In a year of floors falling away under one’s feet — such as the assumption that nearly all Americans demand a minimal level of civility in public life — the Corey Lewandowski story represents one more gobsmack. That Donald Trump stands by the belligerent Lewandowski tells us more of what we already knew about Trump and also hints at the coward beneath the blowhard.

First, the battery. The campaign manager — not a volunteer, not even a hired security guard, but the honest-to-goodness campaign manager — nearly shoved reporter Michelle Fields to the ground and inflicted bruises on her arm. The campaign at first suggested that there was a mistake: Lewandowski mistook Fields, who worked at the time for the pro-Trump website Breitbart.com, for a member of the mainstream media. Oh, so that makes shoving OK? But the campaign quickly reverted to outright lies. Hope Hicks, a Trump campaign spokesman, said that Fields’ account was “entirely false.” Trump himself offered that “maybe she made it up.”

The following day there was an audio recording of the Terris/Field conversation immediately after the incident, which further confirmed her account. And then there were videos, one of which was enough to convince the police to bring battery charges. Never mind. In the morality-free Trump zone, facts are optional.

So the battery is an established fact shamelessly denied. And then there is the character assassination.
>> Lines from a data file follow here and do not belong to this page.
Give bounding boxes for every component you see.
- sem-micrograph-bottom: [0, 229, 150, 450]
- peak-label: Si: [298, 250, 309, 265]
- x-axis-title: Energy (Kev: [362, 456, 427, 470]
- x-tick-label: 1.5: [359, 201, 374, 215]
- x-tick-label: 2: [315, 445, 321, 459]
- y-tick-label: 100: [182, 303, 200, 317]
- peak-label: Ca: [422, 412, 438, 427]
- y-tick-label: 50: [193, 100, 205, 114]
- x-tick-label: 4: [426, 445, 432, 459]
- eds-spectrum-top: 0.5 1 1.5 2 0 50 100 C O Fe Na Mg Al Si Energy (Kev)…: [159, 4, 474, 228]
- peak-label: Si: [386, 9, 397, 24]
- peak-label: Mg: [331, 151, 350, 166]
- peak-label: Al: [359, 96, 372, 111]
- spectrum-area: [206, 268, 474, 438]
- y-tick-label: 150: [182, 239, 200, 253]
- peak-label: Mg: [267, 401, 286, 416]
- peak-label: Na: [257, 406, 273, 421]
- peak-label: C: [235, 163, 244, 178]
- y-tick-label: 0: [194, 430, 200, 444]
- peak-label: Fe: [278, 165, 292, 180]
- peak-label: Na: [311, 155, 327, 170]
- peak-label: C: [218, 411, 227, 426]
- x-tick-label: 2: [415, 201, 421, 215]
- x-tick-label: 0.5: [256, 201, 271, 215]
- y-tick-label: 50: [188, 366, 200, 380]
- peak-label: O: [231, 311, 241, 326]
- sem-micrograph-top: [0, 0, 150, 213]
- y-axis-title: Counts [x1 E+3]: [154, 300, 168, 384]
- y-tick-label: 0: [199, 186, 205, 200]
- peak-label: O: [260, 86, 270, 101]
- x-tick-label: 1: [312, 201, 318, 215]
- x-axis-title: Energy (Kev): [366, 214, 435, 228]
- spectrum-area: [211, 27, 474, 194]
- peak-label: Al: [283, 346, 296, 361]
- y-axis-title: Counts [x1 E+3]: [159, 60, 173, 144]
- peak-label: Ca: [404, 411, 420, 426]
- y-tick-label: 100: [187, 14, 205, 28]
Trump has suggested that Fields was an attention seeker, and sneered that she’s “not a baby, OK?” This is classic Trump attacking those he has already wronged. Asked in an early debate about the people left holding the bag after his four bankruptcies, he dismissed them, saying they were “big boys and girls.” Actually, many were electricians, carpenters and other working people who couldn’t afford his fancy lawyers.

Perhaps Trump’s fondness for Lewandowski is not in spite of his henchman’s willingness to get physical but because of it.

Trump seems more than usually frightened of protesters. To be sure, every candidate gets serious threats, and doubtless Trump has received some. But his threshold for feeling vulnerable seems unusually low. Before a rally in Iowa, he was told that some protesters might throw tomatoes at him. He was sufficiently alarmed to tell the crowd: “If you see somebody getting ready to throw a tomato, knock the crap out of them.” For tomatoes.

On another occasion, Lewandowski waded into the crowd and grabbed a protester by the collar. Trump approved of this maneuver, too, explaining — if that’s the right word — to CNN’s Anderson Cooper that the man’s sign contained very bad words. Non sequitur.

The Trump campaign has changed its story several times about Michelle Fields. The latest, on CNN Tuesday night, featured Trump justifying Lewandowki’s manhandling of Fields because she approached the TV star armed with a pen “which is very dangerous.” Tomatoes, Bics, is there no end to the threats against Trump?

Donald Trump avoided the draft by claiming bone spurs in his heels, which somehow didn’t keep him off the ski slopes. Yet he had the gall to disparage the heroism of John McCain.

Trump is a physically large man with the courage of a mouse. Like many cowards, he loves tough talk, but he prefers to issue threats from the comfort of his private jet and to let bullyboys like Lewandowski actually get their hands dirty. Purely as a matter of national hygiene, Lewandowski should be fired. But more importantly, so should his boss.